Ce contexte législatif renseigne sur les grandes problématiques du secteur, autant qu’il met en place des ajustements nécessaires. Il traduit deux grandes tendances qui expliquent en grande partie les défis auxquels notre système de santé est actuellement confronté. D’un côté, la coopération, certes nécessaire comme le rappelle sans ambiguïté le législateur, mais néanmoins complexe dans sa mise en œuvre. De l’autre côté, la concurrence, terme dérangeant dans un secteur où les valeurs caritatives originelles restent fortes, mais néanmoins explicite quant aux réalités de terrain.
Coopérer : une nécessité impulsée par les pouvoirs publics
La coopération entre établissements constitue une priorité des politiques de santé depuis plusieurs années.

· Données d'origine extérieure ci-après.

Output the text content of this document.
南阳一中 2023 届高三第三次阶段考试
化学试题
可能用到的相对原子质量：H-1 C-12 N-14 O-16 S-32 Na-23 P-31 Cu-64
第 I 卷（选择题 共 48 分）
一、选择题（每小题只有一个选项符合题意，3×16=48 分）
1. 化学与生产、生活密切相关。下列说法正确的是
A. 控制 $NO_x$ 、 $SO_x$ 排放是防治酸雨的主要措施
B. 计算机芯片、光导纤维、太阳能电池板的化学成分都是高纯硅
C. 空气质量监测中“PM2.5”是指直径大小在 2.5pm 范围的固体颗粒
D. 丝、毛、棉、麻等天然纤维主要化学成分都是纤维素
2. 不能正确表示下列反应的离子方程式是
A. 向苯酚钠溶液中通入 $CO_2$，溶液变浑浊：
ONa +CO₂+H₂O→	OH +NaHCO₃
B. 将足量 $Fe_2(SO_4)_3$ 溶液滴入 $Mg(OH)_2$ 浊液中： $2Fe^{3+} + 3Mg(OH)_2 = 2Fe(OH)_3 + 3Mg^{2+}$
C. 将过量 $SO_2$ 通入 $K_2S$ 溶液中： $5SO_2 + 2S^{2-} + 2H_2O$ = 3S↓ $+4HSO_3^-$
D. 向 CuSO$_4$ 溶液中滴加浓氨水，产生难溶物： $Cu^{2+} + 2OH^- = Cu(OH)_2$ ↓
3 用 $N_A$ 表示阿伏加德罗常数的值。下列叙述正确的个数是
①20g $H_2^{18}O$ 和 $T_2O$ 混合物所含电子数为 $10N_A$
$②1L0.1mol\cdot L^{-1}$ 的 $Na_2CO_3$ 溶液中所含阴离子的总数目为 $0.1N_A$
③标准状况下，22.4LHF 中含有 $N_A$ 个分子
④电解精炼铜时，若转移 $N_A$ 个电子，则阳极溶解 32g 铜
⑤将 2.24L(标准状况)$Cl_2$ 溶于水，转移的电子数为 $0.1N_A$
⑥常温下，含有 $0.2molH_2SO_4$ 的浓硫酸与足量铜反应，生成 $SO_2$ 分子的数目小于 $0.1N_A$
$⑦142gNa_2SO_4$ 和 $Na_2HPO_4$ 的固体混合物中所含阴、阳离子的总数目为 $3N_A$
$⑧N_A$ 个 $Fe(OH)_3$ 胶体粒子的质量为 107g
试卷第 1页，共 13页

À cet effet, divers groupements et communautés ont successivement été créés : les Groupements de coopération sanitaire en 1996, permettant la mutualisation de moyens de toute nature, notamment de plateaux techniques partagés ; les Communautés hospitalières de territoire en 2010, destinées à développer des complémentarités et des rapprochements entre établissements à partir d’un projet médical ; les Groupements hospitaliers de territoire en 2016, afin de construire des coopérations entre établissements publics autour d’un projet médical partagé à l’échelle d’un territoire.
Ces dispositifs concernent les établissements publics, mais les cliniques privées ne sont pas en reste. Ce secteur se caractérise, depuis 2010, par une concentration accrue, Elsan étant aujourd’hui le leader de l’hospitalisation privée en France avec quelque 120 établissements. D’ailleurs, le groupe vient d’annoncer qu’il se structure désormais en 38 territoires de santé, confirmant au passage la nécessité de raisonner dans une logique collective de proximité territoriale.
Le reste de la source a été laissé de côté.